I
 have been seeing the reality of China’s power in the world’s economy. I
 would tentatively believe, as many experts I read argue that China 
would outdo USA and other major economies. It is increasingly yes. 
Electronic and many small products in America are coming from China; I 
did not ask but I saw made-in china or at least a product is assembled 
in china. In Japan, one time I went there, I bought gifts for my 
friends, I could not refuse to buy made-in china stuff; I bought it and 
lied that “it is from and made in Japan.” My friends were happy that I 
brought something from Japan, but made in China. If USA and Japan, at 
least the countries where I have experienced myself, were invaded by 
Chinese products, Timor-Leste must be powerless for such a force. 
For
 Timor-Leste, it is not only crappy products from China that are flowing
 in to the country, but more, its development companies are flocking in 
to build better infrastructure. We have seen the national 
electrification project was done by a Chinese company. Electrification 
project was, so far, the biggest project in our infrastructure 
development history. It was worth like almost a half billion. It was 
also the most ambitious project that was ever done because the project 
was planned to bring electricity to the whole country at once. In just two years, 
Chinese workers built two power plants, many sub-stations, and 
stretchered towers for power lines in a country where its terrain is 
wild, its culture is different, and its people are sometimes hostile to 
new cultures. It was unbelievable that Chinese workers could go thought 
those challenges effectively and implemented the project successfully. 
Now
 China has shifted the attention to transportation infrastructure 
projects. It is not only the attention; they are actually doing it 
already. All current national road projects are nearly being done by 
just Chinese contractors. As I traveled so far, passing through national
 roads, Chinese are the champion. To know the phenomena of Chinese 
presence, when you travel to districts, ask around, or read project 
information boards, or look at workers. Chinese presence is massive from
 one sector of development to another every time. 
Chinese
 presence in the infrastructure development is not always a bad thing. 

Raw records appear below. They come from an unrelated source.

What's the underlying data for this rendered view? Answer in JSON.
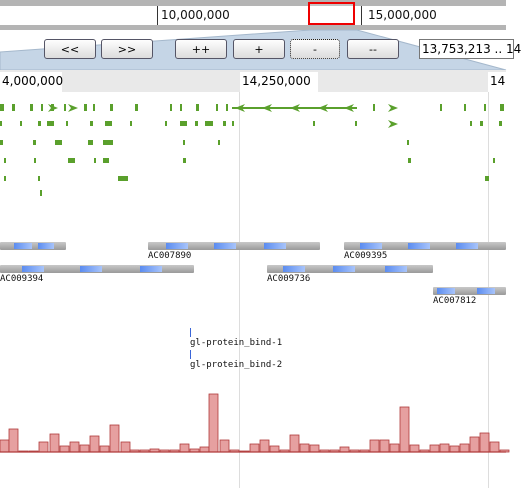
{
  "overview": {
    "labels": [
      "10,000,000",
      "15,000,000"
    ],
    "viewport_box": "current-view-indicator"
  },
  "navigation": {
    "buttons": [
      {
        "id": "pan-left-far",
        "label": "<<"
      },
      {
        "id": "pan-right-far",
        "label": ">>"
      },
      {
        "id": "zoom-in-more",
        "label": "++"
      },
      {
        "id": "zoom-in",
        "label": "+"
      },
      {
        "id": "zoom-out",
        "label": "-"
      },
      {
        "id": "zoom-out-more",
        "label": "--"
      }
    ],
    "location_value": "13,753,213 .. 14"
  },
  "ruler": {
    "labels": [
      "4,000,000",
      "14,250,000",
      "14"
    ]
  },
  "tracks": {
    "clones": [
      "AC007890",
      "AC009395",
      "AC009394",
      "AC009736",
      "AC007812"
    ],
    "motifs": [
      "gl-protein_bind-1",
      "gl-protein_bind-2"
    ]
  },
  "colors": {
    "gene_green": "#5aa02c",
    "clone_blue": "#6a98f0",
    "histogram_fill": "#e6a0a0",
    "histogram_stroke": "#b03a3a",
    "selection_red": "#e00000"
  }
}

We desperately need others to assist us. We need to outsource other 
resources in order to complement our massive errors attributable to 
inconsistency to improve. What I am concerned instead, people are 
critical and cynical towards Chinese presence but being hypocrite, 
corrupt, and irresponsible at the same time. As International companies 
coming to another country, I believe Chinese contractors do not work 
like in a wild world. They are bind by rules, and codes. Fortunately, 
those who enforce rules and codes are not politicians who 
always appear on TV every day saying theoretic.   
We
 heard so many of us are overly worried about the quality of Chinese 
work. Wait! but our work for our very own country is worse than the fear
 that we have on what Chinese could procure. The fact is that road 
construction quality made by ourselves is crappier. How can you imply we
 are better than Chinese if asphalts are broken again just after two to 
six months after the completion? How can you imply we are more 
professional than Chinese if road projects do not even have contracts 
before implementation? Contract deals are done through phone calls or 
just meet up at cafés or restaurants? How can you imply we are more 
responsible than Chinese if projects are abandoned for years without any
 penalties? How can you imply we are nationalists if we are just 
interested in profits more than the sacrifice required for your own 
country? People, Look at many major projects to show you the evidence.
Chinese
 may help building infrastructure for us; however, sustaining it to the 
long term service will no longer their responsibility but ours. We know 
as will be overwhelmed by the quantity of major infrastructure assets 
that need to be taken care of in the future. The current state of 
national public service, consultants, contractors which have limited 
human resources and capacity will make it difficult to maintain all new 
and upgraded infrastructures. The concern will be aggravated by 
corruption and other inherent negative mindsets and behaviors that 
debilitate our ability to continue maintain what others already built 
for us. One of my foreign friends always told me that “you guys good at 
building things but bad at maintaining them.” 
I
 am not advocating China here; believe me, I am not interested to learn 
Mandarin; however, we should just accept our reality. The first reality 
is we don’t have enough human and other resources to perform better than
 Chinese in our own infrastructure projects. I believe in one way, they 
are experienced, responsible, and they work much better. They must have 
gone through procurement processes in which they were seen qualified, 
reasonably cheaper but would do it properly than other competitors. We 
also should accept Chinese because we never want to learn to grow from 
our failures. It is we, who want Chinese to be here. They see 
opportunities that Timorese are lazy but wanting luxurious living 
standard, rich but poor in professionalism, Timorese prefer to go global
 but forget local, etc. All those things make Chinese presence is 
justifiable. Instead of mocking Chinese in our country, we must steal 
their example of work spirits, passions, and other positive things while
 they are still here. 
**Hope this gives you an inspiration.